Precious Moment - Bab 86 Nyawamu sungguh besar

Tidak lama setelah Dave Gu pergi, lampu di ruang gawat darurat mati.

Andreas Lu diam-diam berjalan menuju pintu, menunggu dengan sedikit tidak sabar.

Tidak lama, pintu terbuka, Andreas maju ke depan menanyakan situasi.

Dokter melepaskan maskernya dan menyimpannya ke dalam saku bajunya, lalu mengambil tabel kondisi pasien untuk dilihat.

Andreas benar-benar sudah tidak sabar menghadapi dokter ini, bibirnya berkedut.

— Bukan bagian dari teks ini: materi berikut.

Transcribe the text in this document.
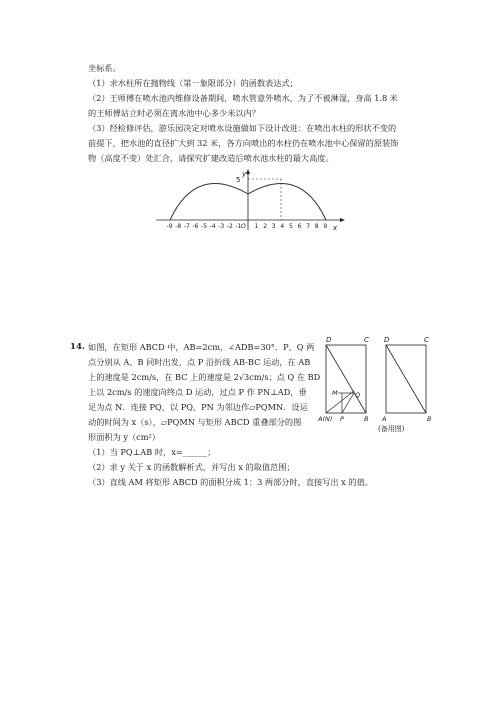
坐标系。
（1）求水柱所在抛物线（第一象限部分）的函数表达式；
（2）王师傅在喷水池内维修设备期间，喷水管意外喷水，为了不被淋湿，身高 1.8 米
的王师傅站立时必须在离水池中心多少米以内？
（3）经检修评估，游乐园决定对喷水设施做如下设计改进：在喷出水柱的形状不变的
前提下，把水池的直径扩大到 32 米，各方向喷出的水柱仍在喷水池中心保留的原装饰
物（高度不变）处汇合，请探究扩建改造后喷水池水柱的最大高度。
5
y
x
O
-9 -8 -7 -6 -5 -4 -3 -2 -1 1 2 3 4 5 6 7 8 9
14. 如图，在矩形 ABCD 中，AB=2cm，∠ADB=30°．P、Q 两
点分别从 A、B 同时出发，点 P 沿折线 AB-BC 运动，在 AB
上的速度是 2cm/s，在 BC 上的速度是 2√3cm/s；点 Q 在 BD
上以 2cm/s 的速度向终点 D 运动，过点 P 作 PN⊥AD，垂
足为点 N．连接 PQ，以 PQ，PN 为邻边作▱PQMN．设运
动的时间为 x（s），▱PQMN 与矩形 ABCD 重叠部分的图
形面积为 y（cm²）
（1）当 PQ⊥AB 时，x=______；
（2）求 y 关于 x 的函数解析式，并写出 x 的取值范围；
（3）直线 AM 将矩形 ABCD 的面积分成 1：3 两部分时，直接写出 x 的值。
D	C
M	Q
A(N) P	B
D	C
A	B
(备用图)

Pas saat Andreas sudah merasa ingin memukul orang, dokter akhirnya pelan-pelan membuka mulutnya. “Tenanglah, dia tidak apa-apa, alasan utama pasien pingsan adalah karena mengalami guncangan besar, bagian kepalanya juga terbentur, ditambah lagi ketabrak mobil, mengalami serangan dari luar, juga terkejut, dalam waktu singkat otak tidak mampu bereaksi, jadi berakibat pingsan.”

Hati Andreas sedikit tenang setelah mendengar kata-kata dokter, tetapi dokter lalu berhenti sejenak, membuat Andreas seperti dihantam bom.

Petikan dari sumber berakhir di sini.